Furthermore, the evidence is strong that quality is not diminished in ACOs. In fact, the sickest patients tend to do the best in ACOs. ACOs reach out to the sickest patients and touch them in a greater variety of ways, leaving patients happier with that level of interaction. Thus, both quality and patient satisfaction are enhanced in ACOs.
The financial model of ACOs works because, by reducing utilization, ACOs avoid the variable cost associated with care, which can be shared between the ACO and payers. The result is that, by reducing utilization of services that would otherwise be delivered, both the ACO and payers improve their financial profile.

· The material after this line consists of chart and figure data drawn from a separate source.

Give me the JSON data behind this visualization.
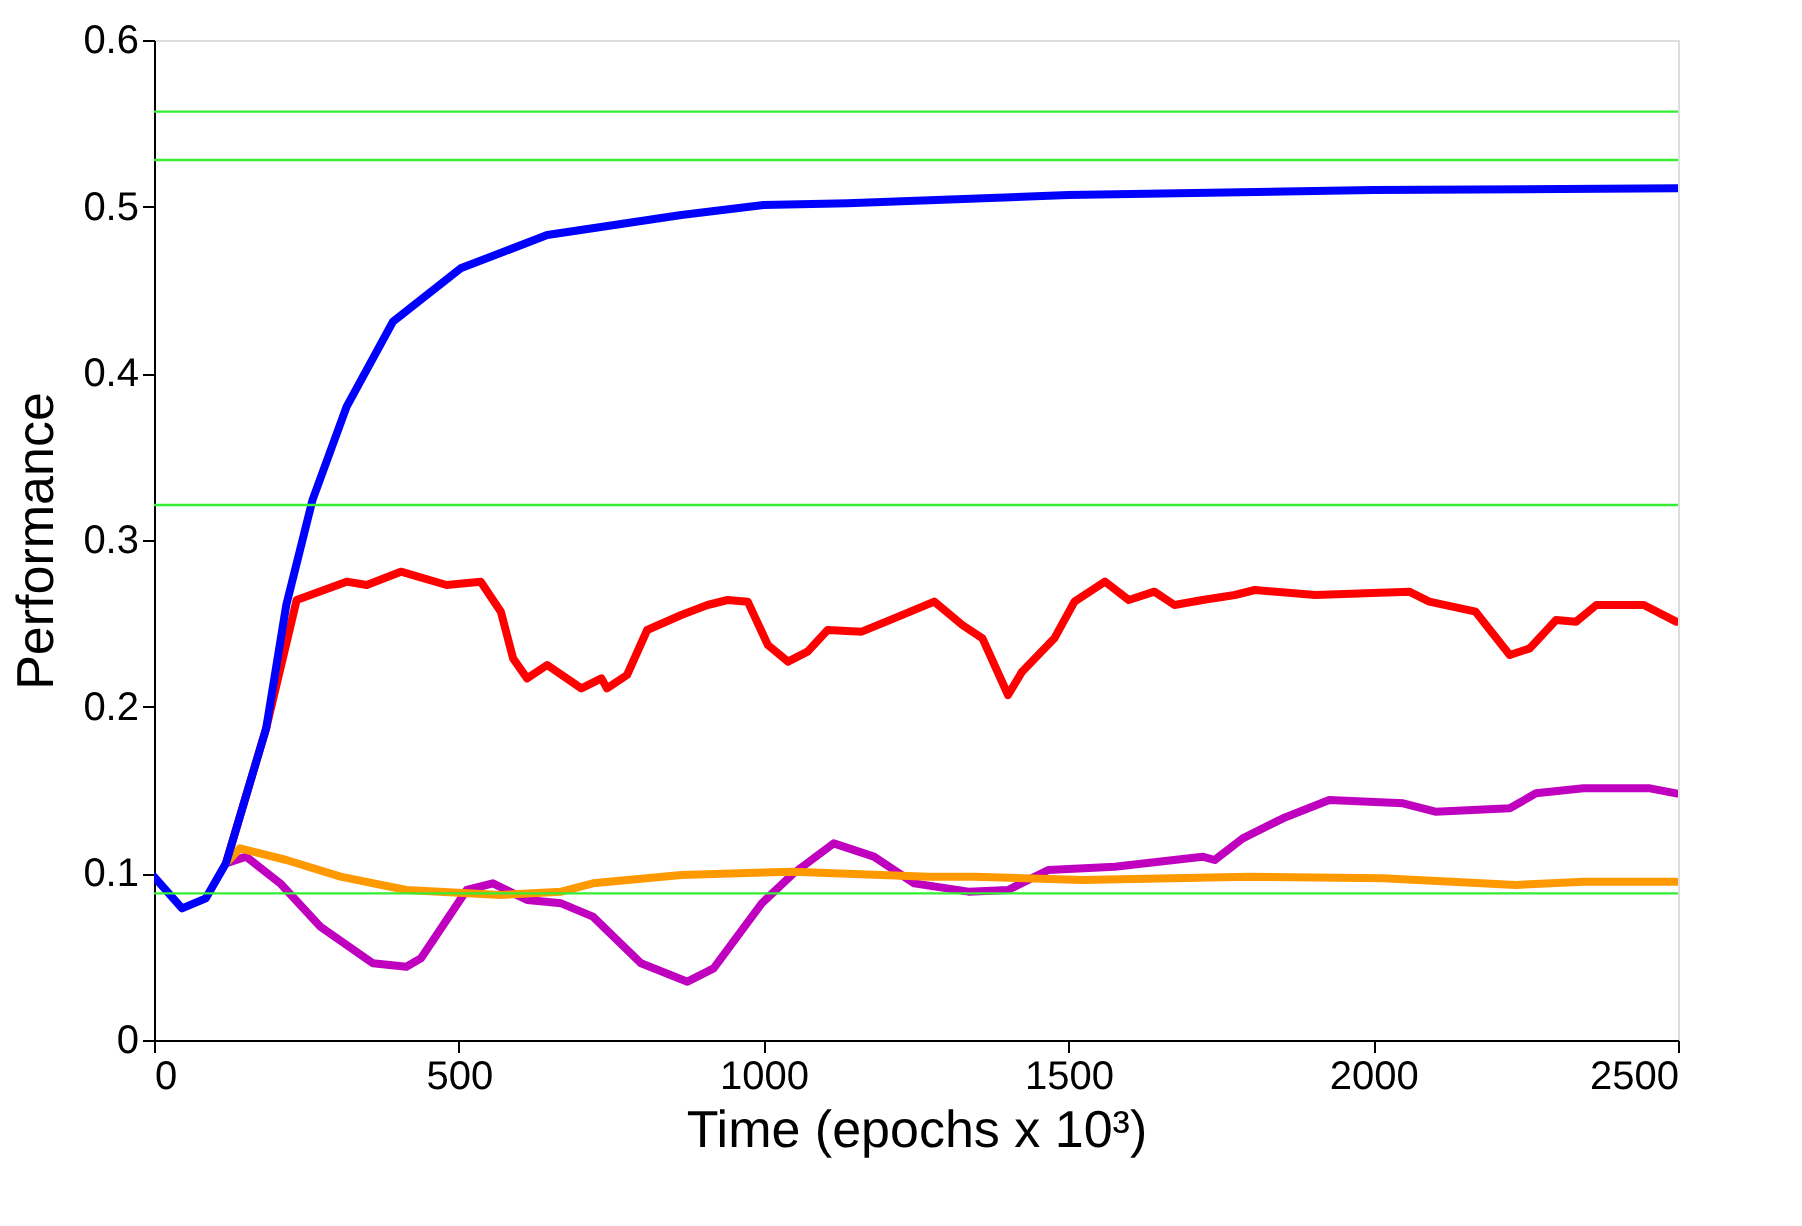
{
  "chart_data": {
    "type": "line",
    "xlabel": "Time (epochs x 10³)",
    "ylabel": "Performance",
    "xlim": [
      0,
      2500
    ],
    "xticks": [
      0,
      500,
      1000,
      1500,
      2000,
      2500
    ],
    "ylim": [
      0,
      0.6
    ],
    "yticks": [
      0,
      0.1,
      0.2,
      0.3,
      0.4,
      0.5,
      0.6
    ],
    "grid": false,
    "legend": false,
    "marker": "none",
    "line_style": "solid",
    "series": [
      {
        "color": "#ff0000",
        "x": [
          118,
          184,
          234,
          316,
          349,
          405,
          480,
          536,
          569,
          589,
          612,
          645,
          701,
          734,
          743,
          776,
          809,
          865,
          908,
          941,
          974,
          1007,
          1040,
          1072,
          1105,
          1161,
          1214,
          1280,
          1326,
          1359,
          1401,
          1424,
          1477,
          1510,
          1560,
          1599,
          1641,
          1674,
          1720,
          1773,
          1806,
          1905,
          2059,
          2092,
          2168,
          2224,
          2257,
          2300,
          2333,
          2366,
          2444,
          2497
        ],
        "values": [
          0.106,
          0.187,
          0.264,
          0.275,
          0.273,
          0.281,
          0.273,
          0.275,
          0.257,
          0.229,
          0.217,
          0.225,
          0.211,
          0.217,
          0.211,
          0.219,
          0.246,
          0.255,
          0.261,
          0.264,
          0.263,
          0.237,
          0.227,
          0.233,
          0.246,
          0.245,
          0.253,
          0.263,
          0.249,
          0.241,
          0.207,
          0.221,
          0.241,
          0.263,
          0.275,
          0.264,
          0.269,
          0.261,
          0.264,
          0.267,
          0.27,
          0.267,
          0.269,
          0.263,
          0.257,
          0.231,
          0.235,
          0.252,
          0.251,
          0.261,
          0.261,
          0.251
        ]
      },
      {
        "color": "#bf00bf",
        "x": [
          118,
          151,
          207,
          273,
          359,
          414,
          438,
          513,
          556,
          612,
          668,
          720,
          799,
          875,
          918,
          997,
          1049,
          1115,
          1181,
          1247,
          1336,
          1401,
          1467,
          1576,
          1720,
          1740,
          1786,
          1852,
          1928,
          2049,
          2102,
          2224,
          2267,
          2345,
          2454,
          2497
        ],
        "values": [
          0.106,
          0.11,
          0.094,
          0.068,
          0.046,
          0.044,
          0.049,
          0.09,
          0.094,
          0.084,
          0.082,
          0.074,
          0.046,
          0.035,
          0.043,
          0.082,
          0.1,
          0.118,
          0.11,
          0.094,
          0.089,
          0.09,
          0.102,
          0.104,
          0.11,
          0.108,
          0.121,
          0.133,
          0.144,
          0.142,
          0.137,
          0.139,
          0.148,
          0.151,
          0.151,
          0.148
        ]
      },
      {
        "color": "#ff9900",
        "x": [
          118,
          141,
          217,
          306,
          414,
          569,
          668,
          720,
          865,
          1049,
          1270,
          1346,
          1523,
          1796,
          2016,
          2234,
          2345,
          2497
        ],
        "values": [
          0.106,
          0.115,
          0.108,
          0.098,
          0.09,
          0.087,
          0.089,
          0.094,
          0.099,
          0.101,
          0.098,
          0.098,
          0.096,
          0.098,
          0.097,
          0.093,
          0.095,
          0.095
        ]
      },
      {
        "color": "#0000ff",
        "x": [
          0,
          46,
          85,
          118,
          184,
          217,
          260,
          316,
          392,
          503,
          645,
          865,
          1000,
          1138,
          1500,
          2000,
          2500
        ],
        "values": [
          0.098,
          0.079,
          0.085,
          0.106,
          0.187,
          0.261,
          0.324,
          0.38,
          0.431,
          0.463,
          0.483,
          0.495,
          0.501,
          0.502,
          0.507,
          0.51,
          0.511
        ]
      }
    ],
    "ref_lines": [
      {
        "axis": "y",
        "value": 0.557,
        "color": "#33ee33"
      },
      {
        "axis": "y",
        "value": 0.528,
        "color": "#33ee33"
      },
      {
        "axis": "y",
        "value": 0.321,
        "color": "#33ee33"
      },
      {
        "axis": "y",
        "value": 0.088,
        "color": "#33ee33"
      }
    ]
  }
}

ACO implementation, however, is not without challenges. Consider a hospital-based ACO. Reducing hospitalization allows the hospital to eliminate variable costs, but does not address the fixed costs of hospitalization. Thus, only the variable portion of the cost of hospitalization is returned to the organization. In a non-hospital-based ACO, on the other hand, a reduction in hospitalization saves the ACO the entire price of that hospitalization, which is much more lucrative. Moreover, saving money by reducing hospitalization is more difficult if the ACO has a lot of hospital dominance in the decision making process.

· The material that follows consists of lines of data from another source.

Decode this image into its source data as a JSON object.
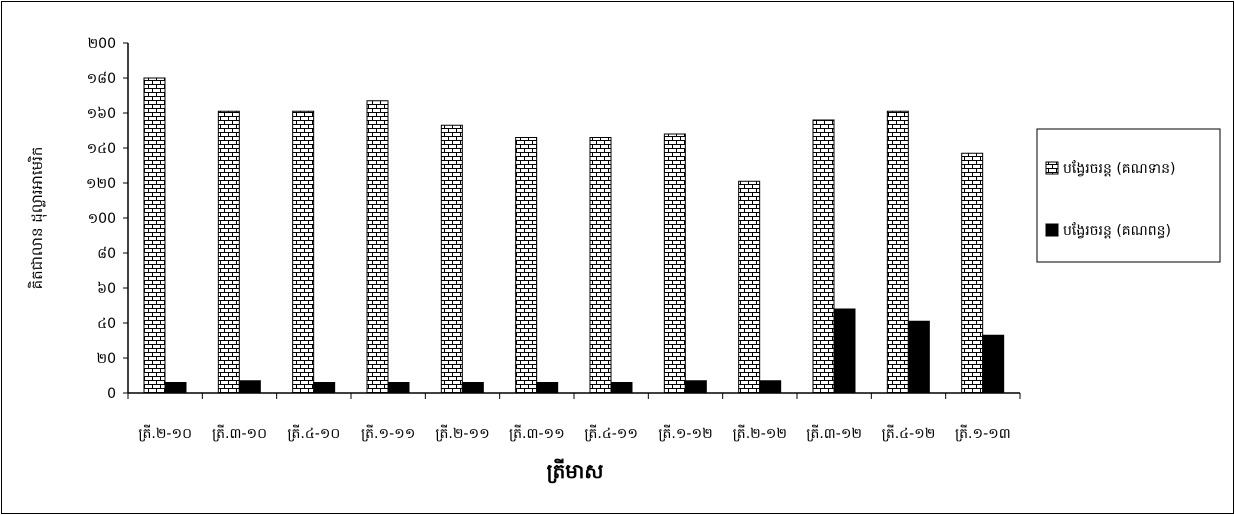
{
  "chart_data": {
    "type": "bar",
    "title": "",
    "xlabel": "ត្រីមាស",
    "ylabel": "គិតជាលាន ដុល្លារអាមេរិក",
    "ylim": [
      0,
      200
    ],
    "yticks": [
      0,
      20,
      40,
      60,
      80,
      100,
      120,
      140,
      160,
      180,
      200
    ],
    "ytick_labels": [
      "0",
      "២0",
      "៤0",
      "៦0",
      "៨0",
      "១00",
      "១២0",
      "១៤0",
      "១៦0",
      "១៨0",
      "២00"
    ],
    "categories": [
      "ត្រី.២-១០",
      "ត្រី.៣-១០",
      "ត្រី.៤-១០",
      "ត្រី.១-១១",
      "ត្រី.២-១១",
      "ត្រី.៣-១១",
      "ត្រី.៤-១១",
      "ត្រី.១-១២",
      "ត្រី.២-១២",
      "ត្រី.៣-១២",
      "ត្រី.៤-១២",
      "ត្រី.១-១៣"
    ],
    "series": [
      {
        "name": "បង្វែរចរន្ត (គណទាន)",
        "values": [
          180,
          161,
          161,
          167,
          153,
          146,
          146,
          148,
          121,
          156,
          161,
          137
        ]
      },
      {
        "name": "បង្វែរចរន្ត (គណពន្ធ)",
        "values": [
          6,
          7,
          6,
          6,
          6,
          6,
          6,
          7,
          7,
          48,
          41,
          33
        ]
      }
    ],
    "legend_position": "right",
    "grid": false
  }
}
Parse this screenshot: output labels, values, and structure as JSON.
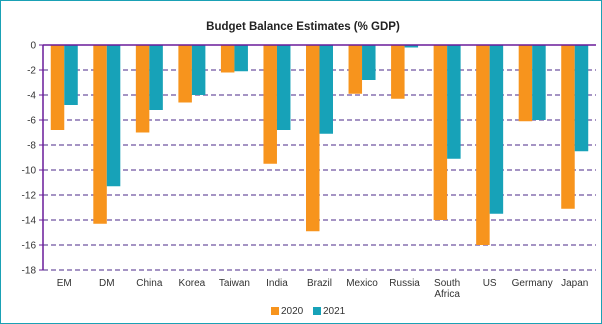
{
  "chart_data": {
    "type": "bar",
    "title": "Budget Balance Estimates (% GDP)",
    "xlabel": "",
    "ylabel": "",
    "ylim": [
      -18,
      0
    ],
    "yticks": [
      0,
      -2,
      -4,
      -6,
      -8,
      -10,
      -12,
      -14,
      -16,
      -18
    ],
    "grid": "dashed horizontal",
    "legend_position": "bottom",
    "categories": [
      [
        "EM"
      ],
      [
        "DM"
      ],
      [
        "China"
      ],
      [
        "Korea"
      ],
      [
        "Taiwan"
      ],
      [
        "India"
      ],
      [
        "Brazil"
      ],
      [
        "Mexico"
      ],
      [
        "Russia"
      ],
      [
        "South",
        "Africa"
      ],
      [
        "US"
      ],
      [
        "Germany"
      ],
      [
        "Japan"
      ]
    ],
    "series": [
      {
        "name": "2020",
        "color": "#f7941d",
        "values": [
          -6.8,
          -14.3,
          -7.0,
          -4.6,
          -2.2,
          -9.5,
          -14.9,
          -3.9,
          -4.3,
          -14.0,
          -16.0,
          -6.1,
          -13.1
        ]
      },
      {
        "name": "2021",
        "color": "#17a2b8",
        "values": [
          -4.8,
          -11.3,
          -5.2,
          -4.0,
          -2.1,
          -6.8,
          -7.1,
          -2.8,
          -0.2,
          -9.1,
          -13.5,
          -6.0,
          -8.5
        ]
      }
    ],
    "colors": {
      "axis": "#6a1b9a",
      "grid": "#4b2a8a",
      "border": "#1aa1b5"
    }
  }
}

However, there remain a number of reasons why it is beneficial to include hospitals in ACOs. First, hospitals may improve integration and coordination efficiencies between primary providers and specialists, and between hospital care and post-acute care. Second, hospitals have more access to capital, which facilitates data collection and infrastructure. Third, hospitals are large, heavily managed organizations which may help them develop programs to succeed in the new model.
Another challenge is that saving money in an ACO by reducing specific services will also affect other non-ACO subsets of individuals that those organizations serve, for whom a reduction in use of the services at issue may not be desirable. For example, a hospital that implements a readmission reduction program may make money by reducing readmission of its ACO patients; however, this could also cause the hospital to lose readmissions from fee-for-service (FFS) patients, creating a complicated dynamic that may or may not ultimately produce a profit. Empirically, in the Pioneer ACO program, hospital-based ACOs have savings similar to those in ACOs that are not integrated with hospitals. Therefore, it is unclear whether the aforementioned advantages of hospital-based ACOs outweigh the fundamental incentives in a large physician-based non-hospital-oriented ACO to save money.

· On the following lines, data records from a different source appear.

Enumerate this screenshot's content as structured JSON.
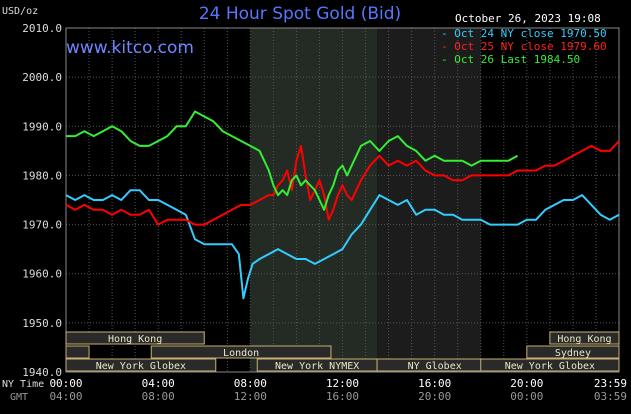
{
  "header": {
    "title": "24 Hour Spot Gold (Bid)",
    "brand": "www.kitco.com",
    "unit": "USD/oz",
    "timestamp": "October 26, 2023 19:08"
  },
  "colors": {
    "background": "#000000",
    "grid": "#555555",
    "night_band": "#1c1c1c",
    "ny_band": "#242b24",
    "oct24": "#33ccff",
    "oct25": "#ff0000",
    "oct26": "#33ee33",
    "market_box_fill": "#2a2a2a",
    "market_box_border": "#c8b070",
    "market_text": "#e8e8c8"
  },
  "chart_data": {
    "type": "line",
    "title": "24 Hour Spot Gold (Bid)",
    "xlabel": "",
    "ylabel": "USD/oz",
    "x_unit": "hours since 00:00 NY time",
    "xlim": [
      0,
      24
    ],
    "ylim": [
      1940,
      2010
    ],
    "yticks": [
      "2010.0",
      "2000.0",
      "1990.0",
      "1980.0",
      "1970.0",
      "1960.0",
      "1950.0",
      "1940.0"
    ],
    "ytick_values": [
      2010,
      2000,
      1990,
      1980,
      1970,
      1960,
      1950,
      1940
    ],
    "xtick_ny": [
      "00:00",
      "04:00",
      "08:00",
      "12:00",
      "16:00",
      "20:00",
      "23:59"
    ],
    "xtick_gmt": [
      "04:00",
      "08:00",
      "12:00",
      "16:00",
      "20:00",
      "00:00",
      "03:59"
    ],
    "xtick_values": [
      0,
      4,
      8,
      12,
      16,
      20,
      24
    ],
    "row_labels": {
      "ny": "NY Time",
      "gmt": "GMT"
    },
    "grid": true,
    "legend_position": "top-right",
    "series": [
      {
        "name": "Oct 24 NY close 1970.50",
        "color_key": "oct24",
        "x": [
          0,
          0.4,
          0.8,
          1.2,
          1.6,
          2.0,
          2.4,
          2.8,
          3.2,
          3.6,
          4.0,
          4.4,
          4.8,
          5.2,
          5.6,
          6.0,
          6.4,
          6.8,
          7.2,
          7.5,
          7.7,
          7.9,
          8.1,
          8.4,
          8.8,
          9.2,
          9.6,
          10.0,
          10.4,
          10.8,
          11.2,
          11.6,
          12.0,
          12.4,
          12.8,
          13.2,
          13.6,
          14.0,
          14.4,
          14.8,
          15.2,
          15.6,
          16.0,
          16.4,
          16.8,
          17.2,
          17.6,
          18.0,
          18.4,
          18.8,
          19.2,
          19.6,
          20.0,
          20.4,
          20.8,
          21.2,
          21.6,
          22.0,
          22.4,
          22.8,
          23.2,
          23.6,
          24.0
        ],
        "values": [
          1976,
          1975,
          1976,
          1975,
          1975,
          1976,
          1975,
          1977,
          1977,
          1975,
          1975,
          1974,
          1973,
          1972,
          1967,
          1966,
          1966,
          1966,
          1966,
          1964,
          1955,
          1959,
          1962,
          1963,
          1964,
          1965,
          1964,
          1963,
          1963,
          1962,
          1963,
          1964,
          1965,
          1968,
          1970,
          1973,
          1976,
          1975,
          1974,
          1975,
          1972,
          1973,
          1973,
          1972,
          1972,
          1971,
          1971,
          1971,
          1970,
          1970,
          1970,
          1970,
          1971,
          1971,
          1973,
          1974,
          1975,
          1975,
          1976,
          1974,
          1972,
          1971,
          1972
        ]
      },
      {
        "name": "Oct 25 NY close 1979.60",
        "color_key": "oct25",
        "x": [
          0,
          0.4,
          0.8,
          1.2,
          1.6,
          2.0,
          2.4,
          2.8,
          3.2,
          3.6,
          4.0,
          4.4,
          4.8,
          5.2,
          5.6,
          6.0,
          6.4,
          6.8,
          7.2,
          7.6,
          8.0,
          8.4,
          8.8,
          9.0,
          9.2,
          9.4,
          9.6,
          9.8,
          10.0,
          10.2,
          10.4,
          10.6,
          10.8,
          11.0,
          11.2,
          11.4,
          11.6,
          11.8,
          12.0,
          12.2,
          12.4,
          12.8,
          13.2,
          13.6,
          14.0,
          14.4,
          14.8,
          15.2,
          15.6,
          16.0,
          16.4,
          16.8,
          17.2,
          17.6,
          18.0,
          18.4,
          18.8,
          19.2,
          19.6,
          20.0,
          20.4,
          20.8,
          21.2,
          21.6,
          22.0,
          22.4,
          22.8,
          23.2,
          23.6,
          24.0
        ],
        "values": [
          1974,
          1973,
          1974,
          1973,
          1973,
          1972,
          1973,
          1972,
          1972,
          1973,
          1970,
          1971,
          1971,
          1971,
          1970,
          1970,
          1971,
          1972,
          1973,
          1974,
          1974,
          1975,
          1976,
          1976,
          1978,
          1979,
          1981,
          1977,
          1983,
          1986,
          1980,
          1975,
          1977,
          1979,
          1976,
          1971,
          1973,
          1976,
          1978,
          1976,
          1975,
          1979,
          1982,
          1984,
          1982,
          1983,
          1982,
          1983,
          1981,
          1980,
          1980,
          1979,
          1979,
          1980,
          1980,
          1980,
          1980,
          1980,
          1981,
          1981,
          1981,
          1982,
          1982,
          1983,
          1984,
          1985,
          1986,
          1985,
          1985,
          1987
        ]
      },
      {
        "name": "Oct 26 Last 1984.50",
        "color_key": "oct26",
        "x": [
          0,
          0.4,
          0.8,
          1.2,
          1.6,
          2.0,
          2.4,
          2.8,
          3.2,
          3.6,
          4.0,
          4.4,
          4.8,
          5.2,
          5.6,
          6.0,
          6.4,
          6.8,
          7.2,
          7.6,
          8.0,
          8.4,
          8.6,
          8.8,
          9.0,
          9.2,
          9.4,
          9.6,
          9.8,
          10.0,
          10.2,
          10.4,
          10.6,
          10.8,
          11.0,
          11.2,
          11.4,
          11.6,
          11.8,
          12.0,
          12.2,
          12.4,
          12.6,
          12.8,
          13.2,
          13.6,
          14.0,
          14.4,
          14.8,
          15.2,
          15.6,
          16.0,
          16.4,
          16.8,
          17.2,
          17.6,
          18.0,
          18.4,
          18.8,
          19.2,
          19.6
        ],
        "values": [
          1988,
          1988,
          1989,
          1988,
          1989,
          1990,
          1989,
          1987,
          1986,
          1986,
          1987,
          1988,
          1990,
          1990,
          1993,
          1992,
          1991,
          1989,
          1988,
          1987,
          1986,
          1985,
          1983,
          1981,
          1978,
          1976,
          1977,
          1976,
          1979,
          1980,
          1978,
          1979,
          1978,
          1977,
          1975,
          1973,
          1976,
          1978,
          1981,
          1982,
          1980,
          1982,
          1984,
          1986,
          1987,
          1985,
          1987,
          1988,
          1986,
          1985,
          1983,
          1984,
          1983,
          1983,
          1983,
          1982,
          1983,
          1983,
          1983,
          1983,
          1984
        ]
      }
    ],
    "legend": [
      "Oct 24 NY close 1970.50",
      "Oct 25 NY close 1979.60",
      "Oct 26 Last 1984.50"
    ],
    "markets": [
      {
        "label": "Hong Kong",
        "start": 0,
        "end": 6,
        "row": 0
      },
      {
        "label": "",
        "start": 0,
        "end": 1,
        "row": 1
      },
      {
        "label": "London",
        "start": 3.7,
        "end": 11.5,
        "row": 1
      },
      {
        "label": "New York Globex",
        "start": 0,
        "end": 6.5,
        "row": 2
      },
      {
        "label": "New York NYMEX",
        "start": 8.3,
        "end": 13.5,
        "row": 2
      },
      {
        "label": "NY Globex",
        "start": 13.5,
        "end": 18.5,
        "row": 2
      },
      {
        "label": "Hong Kong",
        "start": 21,
        "end": 24,
        "row": 0
      },
      {
        "label": "Sydney",
        "start": 20,
        "end": 24,
        "row": 1
      },
      {
        "label": "New York Globex",
        "start": 18,
        "end": 24,
        "row": 2
      }
    ]
  }
}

Finally, the financial success of ACOs depends on the percentage of shared savings and the cost of operating the ACO. It is not clear whether, with current parameters, that the shared savings will be enough to offset the operating costs.
Given these challenges, it may appear that organizations are likely to shun ACOs. Yet they participate, not because the new model is some sort of panacea or because ACOs are easy to administer: Running an ACO is very difficult, and ACOs may not ultimately prove to be successful. However, organizations continue to gravitate toward ACOs because the alternative looks so bad. For instance, we have placed the trajectory of fees in the FFS system on a very low-growth path. It is not clear how well organizations can succeed with fees from public payers growing lower than inflation.
The strongest case for the ACO model may be that it allows organizations to capture the efficiencies if they can achieve them and thus succeed financially with lower revenue growth. Thus while it is not certain that organizations can make this transformative turnaround, the alternative looks particularly bad.